Illedits: "Skandal der Sonderklasse"
"Wir werden alle rechtlichen und politischen Möglichkeiten ausschöpfen, um dieses abenteuerliche Projekt zu verhindern", kündigte auch SPÖ-Klubchef Christian Illedits in einer Aussendung an. Er sprach von einem "Skandal der Sonderklasse" und meinte, dass Steindl von diesem Vorhaben schon frühzeitig gewusst haben müsse.
Sagartz: "Aus der Luft gegriffen"
Als völlig aus der Luft gegriffen und als Versuch vom eigenen Versagen abzulenken bezeichnet ÖVP-Landesgeschäftsführer Christian Sagartz die Kritik des Landeshauptmannes an LH-Stv. Steindl. Wenn Niessl behaupte, dass Steindl vom Plan, dieses Asylzentrum in Eberau zu bauen von Anfang an gewusst habe, "dann lügt der Landeshauptmann", so Sagartz.
Änderung des Raumplanungsgesetzes
Deshalb habe die ÖVP auch den Beschluss eines neuen burgenländischen Raumplanungsgesetzes zu verzögern versucht, so Illedits.

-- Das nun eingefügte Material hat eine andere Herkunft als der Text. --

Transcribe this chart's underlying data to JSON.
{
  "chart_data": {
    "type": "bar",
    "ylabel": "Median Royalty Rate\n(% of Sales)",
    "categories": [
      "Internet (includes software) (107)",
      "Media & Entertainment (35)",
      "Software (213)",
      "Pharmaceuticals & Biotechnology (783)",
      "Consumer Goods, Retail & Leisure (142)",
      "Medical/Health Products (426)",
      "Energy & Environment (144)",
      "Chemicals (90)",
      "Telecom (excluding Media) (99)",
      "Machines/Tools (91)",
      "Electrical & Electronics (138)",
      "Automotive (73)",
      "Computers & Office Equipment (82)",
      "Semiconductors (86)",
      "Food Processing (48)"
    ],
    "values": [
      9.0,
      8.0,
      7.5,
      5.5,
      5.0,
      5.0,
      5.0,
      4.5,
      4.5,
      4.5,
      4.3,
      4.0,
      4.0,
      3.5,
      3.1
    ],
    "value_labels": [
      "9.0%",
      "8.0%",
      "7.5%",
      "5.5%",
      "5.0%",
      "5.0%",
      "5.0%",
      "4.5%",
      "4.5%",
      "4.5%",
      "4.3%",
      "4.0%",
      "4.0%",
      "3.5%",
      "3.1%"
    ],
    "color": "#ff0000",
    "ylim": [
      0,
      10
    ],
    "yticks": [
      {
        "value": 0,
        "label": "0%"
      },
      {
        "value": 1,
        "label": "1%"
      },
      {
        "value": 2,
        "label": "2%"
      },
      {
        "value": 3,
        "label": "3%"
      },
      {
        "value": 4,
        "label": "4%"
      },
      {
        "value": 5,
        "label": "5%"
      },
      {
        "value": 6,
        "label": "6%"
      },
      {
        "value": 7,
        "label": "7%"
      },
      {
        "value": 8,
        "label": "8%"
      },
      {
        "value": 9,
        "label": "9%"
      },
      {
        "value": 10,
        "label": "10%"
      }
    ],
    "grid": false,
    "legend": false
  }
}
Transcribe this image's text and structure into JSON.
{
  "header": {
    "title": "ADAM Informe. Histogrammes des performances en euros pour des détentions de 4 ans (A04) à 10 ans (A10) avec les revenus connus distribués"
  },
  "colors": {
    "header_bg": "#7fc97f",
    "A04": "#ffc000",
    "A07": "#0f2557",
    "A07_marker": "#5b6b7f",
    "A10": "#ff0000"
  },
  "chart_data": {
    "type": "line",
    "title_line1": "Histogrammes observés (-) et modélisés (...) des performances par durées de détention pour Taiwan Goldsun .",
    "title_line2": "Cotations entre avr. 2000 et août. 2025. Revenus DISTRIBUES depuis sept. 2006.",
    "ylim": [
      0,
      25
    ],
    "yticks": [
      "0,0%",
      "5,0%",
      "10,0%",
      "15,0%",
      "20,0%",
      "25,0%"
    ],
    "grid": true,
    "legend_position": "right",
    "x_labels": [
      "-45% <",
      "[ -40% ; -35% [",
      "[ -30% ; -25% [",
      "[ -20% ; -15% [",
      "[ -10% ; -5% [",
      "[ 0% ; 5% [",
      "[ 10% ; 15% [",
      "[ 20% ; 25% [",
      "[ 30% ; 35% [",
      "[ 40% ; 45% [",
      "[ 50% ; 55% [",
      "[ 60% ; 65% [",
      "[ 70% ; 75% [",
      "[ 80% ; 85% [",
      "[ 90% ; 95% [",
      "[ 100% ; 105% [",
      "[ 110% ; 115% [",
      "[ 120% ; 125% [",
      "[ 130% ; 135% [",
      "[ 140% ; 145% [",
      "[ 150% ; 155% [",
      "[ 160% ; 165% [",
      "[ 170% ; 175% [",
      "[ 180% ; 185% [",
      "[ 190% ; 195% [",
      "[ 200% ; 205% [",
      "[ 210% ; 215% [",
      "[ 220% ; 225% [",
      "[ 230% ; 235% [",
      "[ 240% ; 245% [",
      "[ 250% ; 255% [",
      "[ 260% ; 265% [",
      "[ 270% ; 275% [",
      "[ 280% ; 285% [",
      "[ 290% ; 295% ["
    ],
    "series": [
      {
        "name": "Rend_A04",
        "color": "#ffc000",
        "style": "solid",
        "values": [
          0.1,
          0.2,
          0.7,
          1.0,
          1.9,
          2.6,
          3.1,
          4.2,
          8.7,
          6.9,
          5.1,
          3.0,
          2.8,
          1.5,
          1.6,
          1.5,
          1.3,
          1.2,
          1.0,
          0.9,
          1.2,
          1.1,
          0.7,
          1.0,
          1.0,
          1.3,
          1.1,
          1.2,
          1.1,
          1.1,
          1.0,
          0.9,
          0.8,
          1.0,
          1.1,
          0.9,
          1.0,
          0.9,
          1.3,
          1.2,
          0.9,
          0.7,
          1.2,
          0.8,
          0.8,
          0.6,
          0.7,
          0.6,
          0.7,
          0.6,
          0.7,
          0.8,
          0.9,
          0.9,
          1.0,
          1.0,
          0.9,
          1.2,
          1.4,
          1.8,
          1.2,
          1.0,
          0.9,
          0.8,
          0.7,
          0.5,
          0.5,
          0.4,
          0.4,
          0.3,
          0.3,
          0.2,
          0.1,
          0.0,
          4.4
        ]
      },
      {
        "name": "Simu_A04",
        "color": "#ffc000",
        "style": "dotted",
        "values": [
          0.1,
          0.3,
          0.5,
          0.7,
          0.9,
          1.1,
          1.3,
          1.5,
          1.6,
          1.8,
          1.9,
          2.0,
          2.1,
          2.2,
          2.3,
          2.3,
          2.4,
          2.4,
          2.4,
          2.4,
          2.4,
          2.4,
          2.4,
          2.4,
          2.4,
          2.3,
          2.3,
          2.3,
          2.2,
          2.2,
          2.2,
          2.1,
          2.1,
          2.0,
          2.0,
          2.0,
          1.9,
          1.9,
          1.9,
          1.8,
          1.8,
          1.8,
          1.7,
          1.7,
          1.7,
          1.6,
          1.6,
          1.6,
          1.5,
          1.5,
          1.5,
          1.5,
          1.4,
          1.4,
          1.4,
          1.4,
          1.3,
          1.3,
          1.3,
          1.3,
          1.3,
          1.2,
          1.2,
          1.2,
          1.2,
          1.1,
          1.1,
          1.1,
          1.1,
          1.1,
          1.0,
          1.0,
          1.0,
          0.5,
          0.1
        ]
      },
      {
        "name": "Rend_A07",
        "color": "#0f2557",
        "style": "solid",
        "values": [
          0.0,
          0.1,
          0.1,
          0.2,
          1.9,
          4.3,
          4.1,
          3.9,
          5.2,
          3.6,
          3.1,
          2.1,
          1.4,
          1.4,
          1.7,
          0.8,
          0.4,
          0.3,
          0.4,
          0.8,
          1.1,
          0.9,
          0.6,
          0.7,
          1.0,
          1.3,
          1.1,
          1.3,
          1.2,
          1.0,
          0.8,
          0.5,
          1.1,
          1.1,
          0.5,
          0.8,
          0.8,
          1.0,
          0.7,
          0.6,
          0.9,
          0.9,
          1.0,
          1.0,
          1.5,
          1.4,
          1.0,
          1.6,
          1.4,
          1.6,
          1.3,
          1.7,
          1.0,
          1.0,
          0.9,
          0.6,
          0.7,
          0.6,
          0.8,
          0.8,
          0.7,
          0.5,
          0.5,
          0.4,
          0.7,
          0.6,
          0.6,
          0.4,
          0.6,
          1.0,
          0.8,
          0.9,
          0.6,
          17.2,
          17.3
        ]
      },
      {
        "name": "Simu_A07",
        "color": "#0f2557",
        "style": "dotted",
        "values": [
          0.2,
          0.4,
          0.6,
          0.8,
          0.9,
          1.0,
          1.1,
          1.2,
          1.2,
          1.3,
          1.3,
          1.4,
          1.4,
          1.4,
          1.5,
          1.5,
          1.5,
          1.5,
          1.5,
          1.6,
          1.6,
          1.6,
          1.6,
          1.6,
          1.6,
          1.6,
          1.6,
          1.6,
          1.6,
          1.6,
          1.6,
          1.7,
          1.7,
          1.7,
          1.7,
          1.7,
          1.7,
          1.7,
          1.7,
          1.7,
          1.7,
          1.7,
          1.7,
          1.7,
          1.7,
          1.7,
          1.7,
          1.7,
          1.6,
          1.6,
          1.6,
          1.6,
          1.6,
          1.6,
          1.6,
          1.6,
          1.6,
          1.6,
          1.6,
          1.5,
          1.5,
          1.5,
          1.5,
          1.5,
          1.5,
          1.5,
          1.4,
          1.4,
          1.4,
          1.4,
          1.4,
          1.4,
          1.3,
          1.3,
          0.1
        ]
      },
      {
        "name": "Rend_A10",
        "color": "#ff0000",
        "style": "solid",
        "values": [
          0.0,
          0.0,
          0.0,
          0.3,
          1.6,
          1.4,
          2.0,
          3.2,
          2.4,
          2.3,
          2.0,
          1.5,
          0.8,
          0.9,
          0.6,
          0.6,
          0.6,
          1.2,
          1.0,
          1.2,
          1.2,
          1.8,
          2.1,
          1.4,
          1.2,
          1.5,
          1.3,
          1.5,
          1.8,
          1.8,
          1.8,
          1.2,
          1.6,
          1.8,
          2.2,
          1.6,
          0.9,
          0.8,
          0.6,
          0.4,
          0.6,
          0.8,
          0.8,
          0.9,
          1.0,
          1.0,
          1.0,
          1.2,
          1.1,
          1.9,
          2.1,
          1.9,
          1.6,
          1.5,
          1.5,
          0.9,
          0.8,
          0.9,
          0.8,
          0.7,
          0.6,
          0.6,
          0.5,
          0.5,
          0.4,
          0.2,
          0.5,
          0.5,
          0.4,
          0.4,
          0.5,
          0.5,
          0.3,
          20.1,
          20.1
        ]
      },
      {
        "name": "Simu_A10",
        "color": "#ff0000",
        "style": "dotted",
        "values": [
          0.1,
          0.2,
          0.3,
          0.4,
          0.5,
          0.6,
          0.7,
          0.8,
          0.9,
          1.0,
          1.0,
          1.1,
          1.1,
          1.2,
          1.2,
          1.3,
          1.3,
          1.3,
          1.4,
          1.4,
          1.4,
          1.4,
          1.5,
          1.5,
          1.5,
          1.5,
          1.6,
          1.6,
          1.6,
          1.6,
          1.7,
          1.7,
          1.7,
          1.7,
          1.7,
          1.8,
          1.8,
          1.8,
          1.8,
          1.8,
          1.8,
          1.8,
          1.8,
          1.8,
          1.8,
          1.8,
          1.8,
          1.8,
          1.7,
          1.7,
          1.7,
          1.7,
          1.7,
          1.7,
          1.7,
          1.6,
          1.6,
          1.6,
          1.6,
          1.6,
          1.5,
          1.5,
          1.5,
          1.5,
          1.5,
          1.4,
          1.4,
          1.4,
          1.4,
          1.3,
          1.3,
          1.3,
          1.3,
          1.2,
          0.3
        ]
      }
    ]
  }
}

Ziel der Novelle ist es, dem Land ein Mitsprache- bzw. Vetorecht bei der Installierung eines Erstaufnahmezentrums zu verschaffen. Diese Gesetzesänderung wurde Ende Oktober im Landtag beschlossen. Sie sei aufgrund der Verlautbarungsfrist aber noch nicht in Kraft, so Illedits.
FPÖ: "Werden uns das nicht gefallen lassen"
"Wir werden uns das nicht gefallen lassen und uns wehren", sagte der burgenländische FPÖ-Chef Johann Tschürtz. "Wir werden sofort mit der Sammlung von Unterschriften gegen das Asyl-Erstaufnahmezentrum im Südburgenland starten und dafür sorgen, dass bei der kommenden Landtagswahl Rot und Schwarz, gemeinsam mit ihrem grünen Helferlein, für ihre Asylpolitik abgestraft werden."
Grüne befürworten Projekt
"Wenn sich die Gemeinde Eberau dafür entscheidet, Flüchtlingen Hilfe und damit eine Erstunterkunft zu ermöglichen, dann liegen sie damit genau in jener burgenländischen Tradition der Toleranz und Offenheit", erklärte dagegen Grünen-Landessprecher Josko Vlasich.

Das Innenministerium müsse aber für begleitende Maßnahmen zur Betreuung der dort untergebrachten Menschen sorgen. Es sei zu befürchten, dass das nicht getan werde.

Freie Bürgerliste lehnt Zentrum ab
Und die Freie Bürgerliste lehnt das Zentrum ab und will eine Änderung des Ayslrechts.
Breite Ablehnung in Bevölkerung
Bei einer Informationsveranstaltung in Eberau wurde die Bevölkerung am Samstagvormittag über das Erstaufnahmezentrum informiert. Bei den rund 200 anwesenden Bürgern stieß das Projekt auf breite Ablehnung.

Eberaus Bürgermeister Strobl war bis jetzt nicht für eine Stellungnahme erreichbar.